Not resolved as far as I know. And there is another issue I should have noticed before: the log likelihood is wrong also. The "mean" of minus the log likelihood is used (i.e., the log of the likelihood for the data and proposed model is divided by the sample size). The ranking of models isn't affected but if one attempts to apply the common threshold of "2 AIC units" suggesting a very different model, well, that won't work with the AIC values produced by FindDistribution
.
I'll write up a summary and send to Wolfram, Inc., and report back. Below working example:
(* Generate data and find the 5 best fitting distributions *)
n = 100; (* Sample size *)
SeedRandom[12345];
data = RandomVariate[ExponentialDistribution[1], n];
nbest = 5;
TableForm[(fd = FindDistribution[data, nbest, {"LogLikelihood", "AIC"}]),
TableHeadings -> {("Distribution " <> # &) /@ (ToString[#] & /@ Range[nbest]), {"Distribution", "log(L) and AIC"}}]

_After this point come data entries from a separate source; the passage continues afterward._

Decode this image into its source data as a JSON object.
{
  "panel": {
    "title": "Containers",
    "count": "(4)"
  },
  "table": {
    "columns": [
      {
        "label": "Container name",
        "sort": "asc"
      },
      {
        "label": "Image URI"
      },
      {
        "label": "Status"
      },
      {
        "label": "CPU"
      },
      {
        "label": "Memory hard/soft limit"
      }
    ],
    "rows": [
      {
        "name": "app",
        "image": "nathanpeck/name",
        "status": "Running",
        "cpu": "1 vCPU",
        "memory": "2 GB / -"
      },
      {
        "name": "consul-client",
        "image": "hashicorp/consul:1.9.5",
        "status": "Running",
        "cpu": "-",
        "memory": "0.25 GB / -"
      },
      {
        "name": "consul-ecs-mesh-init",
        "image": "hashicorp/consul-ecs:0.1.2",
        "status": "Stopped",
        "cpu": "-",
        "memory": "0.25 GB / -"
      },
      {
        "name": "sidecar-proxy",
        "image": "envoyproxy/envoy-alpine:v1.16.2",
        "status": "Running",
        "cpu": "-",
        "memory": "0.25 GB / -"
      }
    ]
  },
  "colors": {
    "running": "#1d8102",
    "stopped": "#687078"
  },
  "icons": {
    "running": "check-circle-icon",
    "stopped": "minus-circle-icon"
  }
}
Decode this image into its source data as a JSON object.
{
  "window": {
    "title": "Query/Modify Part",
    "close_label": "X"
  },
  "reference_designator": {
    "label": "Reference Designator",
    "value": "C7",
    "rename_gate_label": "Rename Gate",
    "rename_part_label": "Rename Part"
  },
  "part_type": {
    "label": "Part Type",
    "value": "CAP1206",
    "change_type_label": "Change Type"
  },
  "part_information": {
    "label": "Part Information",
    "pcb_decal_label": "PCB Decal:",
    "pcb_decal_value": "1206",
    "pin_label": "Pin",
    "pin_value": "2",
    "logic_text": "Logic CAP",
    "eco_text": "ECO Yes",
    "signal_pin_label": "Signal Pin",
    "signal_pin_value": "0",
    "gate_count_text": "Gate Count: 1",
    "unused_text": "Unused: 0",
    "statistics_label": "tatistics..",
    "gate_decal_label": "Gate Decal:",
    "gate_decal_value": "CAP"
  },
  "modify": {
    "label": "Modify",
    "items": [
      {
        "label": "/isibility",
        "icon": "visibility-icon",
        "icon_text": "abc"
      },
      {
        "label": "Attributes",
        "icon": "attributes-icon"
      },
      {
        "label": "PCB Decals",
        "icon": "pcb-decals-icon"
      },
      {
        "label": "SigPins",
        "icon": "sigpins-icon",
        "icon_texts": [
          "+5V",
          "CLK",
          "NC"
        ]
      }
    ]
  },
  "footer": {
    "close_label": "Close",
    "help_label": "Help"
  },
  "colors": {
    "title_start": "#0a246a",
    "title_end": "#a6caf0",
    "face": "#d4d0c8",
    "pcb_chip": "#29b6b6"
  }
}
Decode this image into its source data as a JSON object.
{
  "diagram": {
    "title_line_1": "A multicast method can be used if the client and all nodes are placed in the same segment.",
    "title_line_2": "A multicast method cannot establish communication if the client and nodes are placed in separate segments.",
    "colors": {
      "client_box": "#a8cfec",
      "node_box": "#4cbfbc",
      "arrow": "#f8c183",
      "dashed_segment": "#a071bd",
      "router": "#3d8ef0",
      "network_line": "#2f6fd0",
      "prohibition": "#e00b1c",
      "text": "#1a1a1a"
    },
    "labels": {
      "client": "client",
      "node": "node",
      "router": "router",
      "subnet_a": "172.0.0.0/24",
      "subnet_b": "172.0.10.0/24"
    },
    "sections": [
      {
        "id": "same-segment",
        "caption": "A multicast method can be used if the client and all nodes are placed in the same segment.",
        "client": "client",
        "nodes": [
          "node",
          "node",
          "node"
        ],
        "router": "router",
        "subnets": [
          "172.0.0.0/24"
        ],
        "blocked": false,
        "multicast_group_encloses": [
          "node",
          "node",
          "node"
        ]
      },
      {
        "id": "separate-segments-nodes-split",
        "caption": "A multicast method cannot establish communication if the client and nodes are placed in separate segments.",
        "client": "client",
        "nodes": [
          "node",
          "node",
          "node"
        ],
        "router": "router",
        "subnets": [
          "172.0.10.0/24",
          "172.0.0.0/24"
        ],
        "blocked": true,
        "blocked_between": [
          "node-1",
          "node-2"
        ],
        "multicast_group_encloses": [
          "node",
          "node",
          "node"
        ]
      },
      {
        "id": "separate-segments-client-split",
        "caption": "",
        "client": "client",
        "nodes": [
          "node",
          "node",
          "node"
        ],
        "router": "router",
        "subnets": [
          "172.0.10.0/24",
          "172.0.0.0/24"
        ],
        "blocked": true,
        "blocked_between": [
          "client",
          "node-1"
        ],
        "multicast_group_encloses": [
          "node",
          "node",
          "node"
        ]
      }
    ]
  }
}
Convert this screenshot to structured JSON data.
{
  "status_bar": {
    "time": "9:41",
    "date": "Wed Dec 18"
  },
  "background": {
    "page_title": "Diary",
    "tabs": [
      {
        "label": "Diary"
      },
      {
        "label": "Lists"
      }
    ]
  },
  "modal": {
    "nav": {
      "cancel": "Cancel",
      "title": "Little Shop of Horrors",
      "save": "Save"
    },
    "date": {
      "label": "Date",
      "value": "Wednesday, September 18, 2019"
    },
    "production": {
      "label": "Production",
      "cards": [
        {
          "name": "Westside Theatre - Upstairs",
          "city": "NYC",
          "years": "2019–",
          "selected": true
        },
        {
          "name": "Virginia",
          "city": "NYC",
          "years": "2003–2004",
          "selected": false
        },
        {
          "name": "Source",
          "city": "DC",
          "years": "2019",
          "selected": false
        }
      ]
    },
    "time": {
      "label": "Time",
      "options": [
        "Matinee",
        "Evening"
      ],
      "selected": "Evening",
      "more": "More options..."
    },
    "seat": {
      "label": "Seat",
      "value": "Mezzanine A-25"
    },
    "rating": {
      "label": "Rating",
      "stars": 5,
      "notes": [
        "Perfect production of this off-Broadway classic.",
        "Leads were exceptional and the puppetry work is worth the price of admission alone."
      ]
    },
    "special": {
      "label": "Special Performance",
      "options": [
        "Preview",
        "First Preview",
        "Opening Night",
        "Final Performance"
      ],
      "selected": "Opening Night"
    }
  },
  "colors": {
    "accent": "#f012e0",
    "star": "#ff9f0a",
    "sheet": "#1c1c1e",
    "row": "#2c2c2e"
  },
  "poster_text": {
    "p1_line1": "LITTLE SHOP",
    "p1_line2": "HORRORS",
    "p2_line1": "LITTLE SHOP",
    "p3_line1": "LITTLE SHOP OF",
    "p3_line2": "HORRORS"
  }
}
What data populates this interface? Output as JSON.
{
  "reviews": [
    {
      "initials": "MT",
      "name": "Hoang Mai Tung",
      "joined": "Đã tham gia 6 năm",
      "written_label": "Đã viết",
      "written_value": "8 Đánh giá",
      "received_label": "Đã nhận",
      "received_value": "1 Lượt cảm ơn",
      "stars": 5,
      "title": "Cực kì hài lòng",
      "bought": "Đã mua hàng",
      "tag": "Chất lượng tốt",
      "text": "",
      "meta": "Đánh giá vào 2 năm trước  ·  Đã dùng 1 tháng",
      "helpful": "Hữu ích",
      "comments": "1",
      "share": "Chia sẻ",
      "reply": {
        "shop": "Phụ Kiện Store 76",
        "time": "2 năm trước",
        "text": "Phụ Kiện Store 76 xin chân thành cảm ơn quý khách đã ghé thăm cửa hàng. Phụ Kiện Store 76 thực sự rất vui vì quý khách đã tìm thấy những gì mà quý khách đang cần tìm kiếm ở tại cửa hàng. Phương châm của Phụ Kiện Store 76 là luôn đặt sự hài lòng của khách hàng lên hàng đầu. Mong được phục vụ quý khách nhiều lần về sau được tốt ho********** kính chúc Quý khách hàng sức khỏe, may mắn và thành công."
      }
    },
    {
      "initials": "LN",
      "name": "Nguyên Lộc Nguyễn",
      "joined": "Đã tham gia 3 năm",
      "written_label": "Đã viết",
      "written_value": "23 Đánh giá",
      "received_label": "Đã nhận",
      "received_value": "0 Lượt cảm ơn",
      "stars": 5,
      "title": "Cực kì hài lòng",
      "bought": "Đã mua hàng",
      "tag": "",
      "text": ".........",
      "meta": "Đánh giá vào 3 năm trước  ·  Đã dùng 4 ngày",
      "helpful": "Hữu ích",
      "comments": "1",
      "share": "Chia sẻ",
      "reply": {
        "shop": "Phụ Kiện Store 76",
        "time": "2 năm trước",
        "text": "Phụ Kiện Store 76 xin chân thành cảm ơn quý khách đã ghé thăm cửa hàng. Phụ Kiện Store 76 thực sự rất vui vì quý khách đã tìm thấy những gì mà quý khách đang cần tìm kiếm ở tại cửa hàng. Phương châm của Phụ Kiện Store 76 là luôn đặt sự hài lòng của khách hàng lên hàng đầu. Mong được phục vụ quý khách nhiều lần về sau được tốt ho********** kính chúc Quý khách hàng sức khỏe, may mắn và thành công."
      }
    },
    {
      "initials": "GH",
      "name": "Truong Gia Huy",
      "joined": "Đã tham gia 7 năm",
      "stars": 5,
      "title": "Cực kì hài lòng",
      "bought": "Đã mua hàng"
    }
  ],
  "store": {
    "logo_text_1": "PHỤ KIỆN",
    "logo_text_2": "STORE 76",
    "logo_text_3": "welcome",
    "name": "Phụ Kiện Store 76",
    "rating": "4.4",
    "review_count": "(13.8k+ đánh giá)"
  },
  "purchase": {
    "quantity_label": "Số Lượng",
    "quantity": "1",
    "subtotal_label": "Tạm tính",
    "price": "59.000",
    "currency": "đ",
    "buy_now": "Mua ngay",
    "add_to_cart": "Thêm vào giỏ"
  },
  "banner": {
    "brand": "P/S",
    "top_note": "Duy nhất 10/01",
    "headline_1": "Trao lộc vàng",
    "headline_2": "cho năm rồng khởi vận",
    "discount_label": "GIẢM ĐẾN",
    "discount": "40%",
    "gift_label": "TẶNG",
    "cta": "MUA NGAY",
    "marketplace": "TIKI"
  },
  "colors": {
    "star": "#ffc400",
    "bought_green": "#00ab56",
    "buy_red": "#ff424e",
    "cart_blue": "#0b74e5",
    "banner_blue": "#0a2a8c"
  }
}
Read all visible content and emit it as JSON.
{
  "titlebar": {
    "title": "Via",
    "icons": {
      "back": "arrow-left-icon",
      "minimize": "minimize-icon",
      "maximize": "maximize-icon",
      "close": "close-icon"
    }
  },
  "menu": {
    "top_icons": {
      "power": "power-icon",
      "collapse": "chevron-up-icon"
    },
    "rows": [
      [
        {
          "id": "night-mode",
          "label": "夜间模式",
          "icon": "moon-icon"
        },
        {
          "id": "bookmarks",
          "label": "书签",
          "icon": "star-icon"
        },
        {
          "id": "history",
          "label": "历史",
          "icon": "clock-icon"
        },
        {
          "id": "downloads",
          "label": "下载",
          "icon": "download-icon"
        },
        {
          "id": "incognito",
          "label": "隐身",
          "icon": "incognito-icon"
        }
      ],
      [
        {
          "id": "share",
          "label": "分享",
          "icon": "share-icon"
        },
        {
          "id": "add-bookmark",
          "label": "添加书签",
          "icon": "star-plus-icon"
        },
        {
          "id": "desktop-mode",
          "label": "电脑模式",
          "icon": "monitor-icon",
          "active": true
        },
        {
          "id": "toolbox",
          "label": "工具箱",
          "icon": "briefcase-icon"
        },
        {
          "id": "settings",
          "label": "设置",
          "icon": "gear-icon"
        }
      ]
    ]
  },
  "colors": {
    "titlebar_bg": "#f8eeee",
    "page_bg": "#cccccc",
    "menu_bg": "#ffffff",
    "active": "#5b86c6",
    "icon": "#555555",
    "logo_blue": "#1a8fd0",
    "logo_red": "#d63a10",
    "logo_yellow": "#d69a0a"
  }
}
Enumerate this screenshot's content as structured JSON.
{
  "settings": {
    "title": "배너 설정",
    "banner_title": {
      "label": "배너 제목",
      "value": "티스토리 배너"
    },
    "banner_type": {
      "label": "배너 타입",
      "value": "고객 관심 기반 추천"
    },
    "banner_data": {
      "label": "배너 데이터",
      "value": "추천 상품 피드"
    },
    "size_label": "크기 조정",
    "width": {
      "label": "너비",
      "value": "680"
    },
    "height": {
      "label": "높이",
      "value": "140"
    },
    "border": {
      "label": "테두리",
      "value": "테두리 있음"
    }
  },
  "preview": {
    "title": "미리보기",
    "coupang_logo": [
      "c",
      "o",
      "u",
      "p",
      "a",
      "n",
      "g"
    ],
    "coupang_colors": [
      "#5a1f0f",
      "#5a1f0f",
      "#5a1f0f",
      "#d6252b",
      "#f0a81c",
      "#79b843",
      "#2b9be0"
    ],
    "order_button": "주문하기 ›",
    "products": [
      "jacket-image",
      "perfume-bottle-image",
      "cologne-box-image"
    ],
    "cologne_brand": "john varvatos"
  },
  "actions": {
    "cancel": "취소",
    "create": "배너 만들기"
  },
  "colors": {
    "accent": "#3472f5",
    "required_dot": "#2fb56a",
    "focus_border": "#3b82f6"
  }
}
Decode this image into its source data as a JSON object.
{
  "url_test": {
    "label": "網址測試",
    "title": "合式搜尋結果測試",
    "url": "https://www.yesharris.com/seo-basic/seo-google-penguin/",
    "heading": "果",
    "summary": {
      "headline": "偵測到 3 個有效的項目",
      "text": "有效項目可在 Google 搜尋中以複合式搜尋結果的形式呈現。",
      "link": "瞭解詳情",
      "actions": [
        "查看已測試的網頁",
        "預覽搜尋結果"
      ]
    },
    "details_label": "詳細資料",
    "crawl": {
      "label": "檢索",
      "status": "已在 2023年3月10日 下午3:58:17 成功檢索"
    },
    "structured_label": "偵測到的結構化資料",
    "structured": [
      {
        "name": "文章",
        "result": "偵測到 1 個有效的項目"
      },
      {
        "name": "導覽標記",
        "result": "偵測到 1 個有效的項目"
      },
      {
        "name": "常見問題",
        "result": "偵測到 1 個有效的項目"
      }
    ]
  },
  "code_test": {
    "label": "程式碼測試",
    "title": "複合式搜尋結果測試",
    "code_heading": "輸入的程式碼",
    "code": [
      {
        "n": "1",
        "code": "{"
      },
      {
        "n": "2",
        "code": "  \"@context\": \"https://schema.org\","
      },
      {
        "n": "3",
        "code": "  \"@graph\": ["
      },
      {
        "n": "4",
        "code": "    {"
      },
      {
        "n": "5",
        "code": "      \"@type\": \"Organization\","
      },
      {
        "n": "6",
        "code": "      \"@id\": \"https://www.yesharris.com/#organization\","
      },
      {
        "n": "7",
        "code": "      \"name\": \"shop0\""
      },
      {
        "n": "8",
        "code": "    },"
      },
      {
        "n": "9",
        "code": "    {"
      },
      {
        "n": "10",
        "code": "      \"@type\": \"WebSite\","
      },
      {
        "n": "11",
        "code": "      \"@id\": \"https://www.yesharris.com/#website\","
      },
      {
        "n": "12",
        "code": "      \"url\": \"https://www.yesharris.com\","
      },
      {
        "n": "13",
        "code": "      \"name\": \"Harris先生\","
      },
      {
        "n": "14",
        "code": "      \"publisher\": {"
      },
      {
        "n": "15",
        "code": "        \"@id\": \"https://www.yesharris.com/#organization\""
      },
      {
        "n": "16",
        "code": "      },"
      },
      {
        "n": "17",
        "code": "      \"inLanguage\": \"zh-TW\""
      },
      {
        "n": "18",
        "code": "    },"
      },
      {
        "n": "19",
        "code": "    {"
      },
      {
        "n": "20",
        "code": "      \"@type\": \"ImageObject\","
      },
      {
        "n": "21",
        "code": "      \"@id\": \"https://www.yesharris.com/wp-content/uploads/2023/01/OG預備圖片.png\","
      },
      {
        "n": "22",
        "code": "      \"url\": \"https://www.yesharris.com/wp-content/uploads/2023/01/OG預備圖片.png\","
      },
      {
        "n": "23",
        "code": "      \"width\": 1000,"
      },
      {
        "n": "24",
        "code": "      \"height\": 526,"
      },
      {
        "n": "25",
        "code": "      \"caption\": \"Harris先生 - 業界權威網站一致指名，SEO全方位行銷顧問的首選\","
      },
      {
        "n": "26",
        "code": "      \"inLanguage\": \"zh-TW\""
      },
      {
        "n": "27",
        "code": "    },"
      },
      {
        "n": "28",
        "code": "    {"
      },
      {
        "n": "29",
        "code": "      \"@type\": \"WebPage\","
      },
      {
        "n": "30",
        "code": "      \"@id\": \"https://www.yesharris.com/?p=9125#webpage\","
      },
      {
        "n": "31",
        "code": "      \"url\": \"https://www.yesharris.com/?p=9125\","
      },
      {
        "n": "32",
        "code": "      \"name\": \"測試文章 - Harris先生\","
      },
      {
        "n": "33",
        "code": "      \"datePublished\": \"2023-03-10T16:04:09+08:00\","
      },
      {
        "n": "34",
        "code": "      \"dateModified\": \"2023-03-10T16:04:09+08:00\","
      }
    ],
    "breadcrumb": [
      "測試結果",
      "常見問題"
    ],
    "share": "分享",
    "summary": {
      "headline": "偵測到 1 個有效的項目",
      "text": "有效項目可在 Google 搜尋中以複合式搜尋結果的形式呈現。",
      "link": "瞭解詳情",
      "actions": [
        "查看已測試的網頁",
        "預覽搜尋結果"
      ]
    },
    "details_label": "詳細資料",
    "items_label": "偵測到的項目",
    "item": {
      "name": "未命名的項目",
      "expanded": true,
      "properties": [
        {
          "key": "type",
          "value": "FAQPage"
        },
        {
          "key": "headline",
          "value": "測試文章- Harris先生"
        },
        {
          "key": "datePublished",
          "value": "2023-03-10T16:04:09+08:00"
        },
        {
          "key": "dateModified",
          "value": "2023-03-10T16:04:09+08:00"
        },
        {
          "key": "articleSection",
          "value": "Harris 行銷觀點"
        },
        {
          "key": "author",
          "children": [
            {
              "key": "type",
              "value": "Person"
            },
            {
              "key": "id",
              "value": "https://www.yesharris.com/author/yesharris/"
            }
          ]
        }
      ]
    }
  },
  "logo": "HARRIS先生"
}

(* Log of the likelihood as calculated by FindDistribution *)
Column[{Style["Log of the likelihood\n", 18, Bold],
TableForm[Table[{fd[[i, 2, 1]], LogLikelihood[fd[[i, 1]], data]/n,
LogLikelihood[fd[[i, 1]], data]}, {i, nbest}],
TableHeadings -> {("Distribution " <> # &) /@ (ToString[#] & /@ Range[nbest]),
{"\nFrom\nFindDistribution", "Duplicating what\nFindDistribution\ndoes",
"What the\nlog likelihood\nshould be"}}]}]

(* AIC as calculated by FindDistribution *)
Column[{Style["AIC\n", 18, Bold], TableForm[Table[{fd[[i, 2, 2]],
2 LogLikelihood[fd[[i, 1]], data]/n - 2 k[[i]]/(n - k[[i]] - 1),
-2 LogLikelihood[fd[[i, 1]], data] + 2 k[[i]]}, {i, nbest}],
TableHeadings -> {("Distribution " <> # &) /@ (ToString[#] & /@ Range[nbest]),
{"\nFrom\nFindDistribution", "Duplicating what\nFindDistribution\ndoes",
"\nWhat AIC\nshould be"}}]}]

(Note the sign of AIC is arbitrary. A common approach is to choose the "smaller is better" approach which is what I used for the "What AIC should be" column.)